In this case, we can choose suitable a and b such that f is positive and continuous on \([ a,b ] \) and that \(\frac{M}{m}\leq \sigma \), where m and M are defined in Theorem 2.

Example 1

Let \(a>4\).
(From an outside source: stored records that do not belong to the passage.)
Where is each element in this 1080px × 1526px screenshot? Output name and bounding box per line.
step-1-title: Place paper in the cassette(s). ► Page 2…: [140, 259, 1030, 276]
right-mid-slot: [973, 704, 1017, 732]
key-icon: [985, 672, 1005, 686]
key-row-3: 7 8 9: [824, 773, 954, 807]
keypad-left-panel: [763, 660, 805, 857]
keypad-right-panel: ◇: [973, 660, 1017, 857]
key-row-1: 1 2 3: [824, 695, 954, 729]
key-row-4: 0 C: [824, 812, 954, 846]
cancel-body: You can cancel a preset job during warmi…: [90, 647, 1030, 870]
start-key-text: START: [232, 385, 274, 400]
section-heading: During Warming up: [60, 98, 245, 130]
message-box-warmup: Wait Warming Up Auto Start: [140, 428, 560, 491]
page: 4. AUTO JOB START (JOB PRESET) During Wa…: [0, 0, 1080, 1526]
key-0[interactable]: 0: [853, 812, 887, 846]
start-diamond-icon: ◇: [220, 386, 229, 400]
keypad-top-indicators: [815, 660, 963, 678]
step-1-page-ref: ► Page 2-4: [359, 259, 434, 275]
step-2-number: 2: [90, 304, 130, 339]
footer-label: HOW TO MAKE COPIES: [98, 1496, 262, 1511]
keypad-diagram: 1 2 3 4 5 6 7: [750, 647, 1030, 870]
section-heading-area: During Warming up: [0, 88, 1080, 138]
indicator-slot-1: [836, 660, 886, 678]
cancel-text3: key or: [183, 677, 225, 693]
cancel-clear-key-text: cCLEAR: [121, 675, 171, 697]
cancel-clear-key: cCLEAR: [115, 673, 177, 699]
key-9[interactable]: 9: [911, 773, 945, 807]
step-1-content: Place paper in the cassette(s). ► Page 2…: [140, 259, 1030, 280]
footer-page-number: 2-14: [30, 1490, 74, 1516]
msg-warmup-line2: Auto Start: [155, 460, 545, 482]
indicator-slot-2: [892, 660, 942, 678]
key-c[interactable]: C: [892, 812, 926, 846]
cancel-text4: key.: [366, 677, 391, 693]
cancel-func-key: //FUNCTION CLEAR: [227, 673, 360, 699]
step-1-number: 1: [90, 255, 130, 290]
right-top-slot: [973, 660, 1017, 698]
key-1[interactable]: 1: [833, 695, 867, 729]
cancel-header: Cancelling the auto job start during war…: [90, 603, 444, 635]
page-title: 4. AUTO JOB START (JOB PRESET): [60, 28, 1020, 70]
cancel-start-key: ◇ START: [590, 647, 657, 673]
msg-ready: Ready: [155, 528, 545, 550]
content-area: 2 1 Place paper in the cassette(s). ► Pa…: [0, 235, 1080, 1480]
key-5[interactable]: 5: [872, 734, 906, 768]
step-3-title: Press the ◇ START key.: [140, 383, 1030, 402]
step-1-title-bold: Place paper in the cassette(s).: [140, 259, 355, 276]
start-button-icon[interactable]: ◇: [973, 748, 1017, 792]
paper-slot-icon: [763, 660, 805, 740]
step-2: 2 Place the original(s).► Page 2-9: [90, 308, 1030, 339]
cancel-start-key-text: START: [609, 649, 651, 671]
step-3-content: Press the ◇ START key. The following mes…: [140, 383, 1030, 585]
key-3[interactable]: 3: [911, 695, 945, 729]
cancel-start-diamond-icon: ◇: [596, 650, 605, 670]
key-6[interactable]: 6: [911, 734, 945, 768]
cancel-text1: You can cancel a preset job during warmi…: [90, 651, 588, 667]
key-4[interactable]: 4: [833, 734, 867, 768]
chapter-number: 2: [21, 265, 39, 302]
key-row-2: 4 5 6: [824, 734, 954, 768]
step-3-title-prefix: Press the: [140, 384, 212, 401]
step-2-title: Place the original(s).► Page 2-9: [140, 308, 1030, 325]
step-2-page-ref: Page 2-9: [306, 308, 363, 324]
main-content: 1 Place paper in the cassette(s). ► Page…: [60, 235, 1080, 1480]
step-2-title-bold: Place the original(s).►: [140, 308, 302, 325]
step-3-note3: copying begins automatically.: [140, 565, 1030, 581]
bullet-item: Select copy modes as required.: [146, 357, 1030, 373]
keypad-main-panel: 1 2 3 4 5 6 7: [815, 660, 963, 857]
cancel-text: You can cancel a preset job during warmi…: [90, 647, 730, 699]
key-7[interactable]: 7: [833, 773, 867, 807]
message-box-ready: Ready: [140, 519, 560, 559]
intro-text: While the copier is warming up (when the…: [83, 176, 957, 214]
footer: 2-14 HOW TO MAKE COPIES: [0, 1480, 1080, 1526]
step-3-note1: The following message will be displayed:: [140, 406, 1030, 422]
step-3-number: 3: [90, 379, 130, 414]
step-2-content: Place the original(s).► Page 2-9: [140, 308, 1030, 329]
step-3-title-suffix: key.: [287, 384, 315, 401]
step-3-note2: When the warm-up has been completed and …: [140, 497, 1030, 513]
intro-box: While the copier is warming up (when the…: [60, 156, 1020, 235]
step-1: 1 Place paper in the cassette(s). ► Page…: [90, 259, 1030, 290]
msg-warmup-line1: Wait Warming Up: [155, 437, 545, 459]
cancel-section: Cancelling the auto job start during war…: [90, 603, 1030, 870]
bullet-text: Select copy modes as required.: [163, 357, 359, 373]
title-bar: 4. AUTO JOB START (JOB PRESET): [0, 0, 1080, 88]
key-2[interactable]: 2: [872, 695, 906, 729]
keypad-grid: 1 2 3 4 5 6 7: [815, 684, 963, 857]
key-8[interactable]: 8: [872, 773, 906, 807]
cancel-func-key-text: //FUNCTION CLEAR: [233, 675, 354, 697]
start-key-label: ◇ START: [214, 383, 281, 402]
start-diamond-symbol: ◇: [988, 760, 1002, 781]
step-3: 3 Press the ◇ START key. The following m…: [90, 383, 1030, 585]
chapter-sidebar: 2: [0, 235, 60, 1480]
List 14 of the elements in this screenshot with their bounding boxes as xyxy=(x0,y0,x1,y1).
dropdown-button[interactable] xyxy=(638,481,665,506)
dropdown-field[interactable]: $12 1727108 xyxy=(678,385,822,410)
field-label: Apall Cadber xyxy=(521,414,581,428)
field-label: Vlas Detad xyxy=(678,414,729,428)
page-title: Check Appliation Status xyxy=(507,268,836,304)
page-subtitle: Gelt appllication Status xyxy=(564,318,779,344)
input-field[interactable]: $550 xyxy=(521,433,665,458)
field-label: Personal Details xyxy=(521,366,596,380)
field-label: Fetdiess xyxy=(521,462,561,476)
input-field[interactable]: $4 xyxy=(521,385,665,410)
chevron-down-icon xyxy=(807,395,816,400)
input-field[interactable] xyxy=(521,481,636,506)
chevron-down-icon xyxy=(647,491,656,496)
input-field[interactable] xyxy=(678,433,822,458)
We consider the periodic boundary value problem

$$ \textstyle\begin{cases} \Delta ^{2}x_{i-1}+ax_{i}=\lambda f ( x_{i} ) \quad \text{for }i=1 \text{ or }2, \\ x_{0}=x_{2},\quad\quad x_{1}=x_{3}, \end{cases}$$
(10)

or the nonlinear algebraic system

$$ \begin{pmatrix} a-2 & 2 \\ 2 & a-2\end{pmatrix} \begin{pmatrix} x_{1} \\ x_{2}\end{pmatrix} =\lambda \begin{pmatrix} f ( x_{1} ) \\ f ( x_{2} )\end{pmatrix}, $$

or

$$ \begin{pmatrix} x_{1} \\ x_{2}\end{pmatrix} =\frac{\lambda }{a ( a-4 ) } \begin{pmatrix} a-2 & -2 \\ -2 & a-2\end{pmatrix} \begin{pmatrix} f ( x_{1} ) \\ f ( x_{2} )\end{pmatrix} . $$
(11)

In this case, Theorems 1 and 2 are valid for (10) or (11). To the best of our knowledge, such a system cannot be handled by the previous results.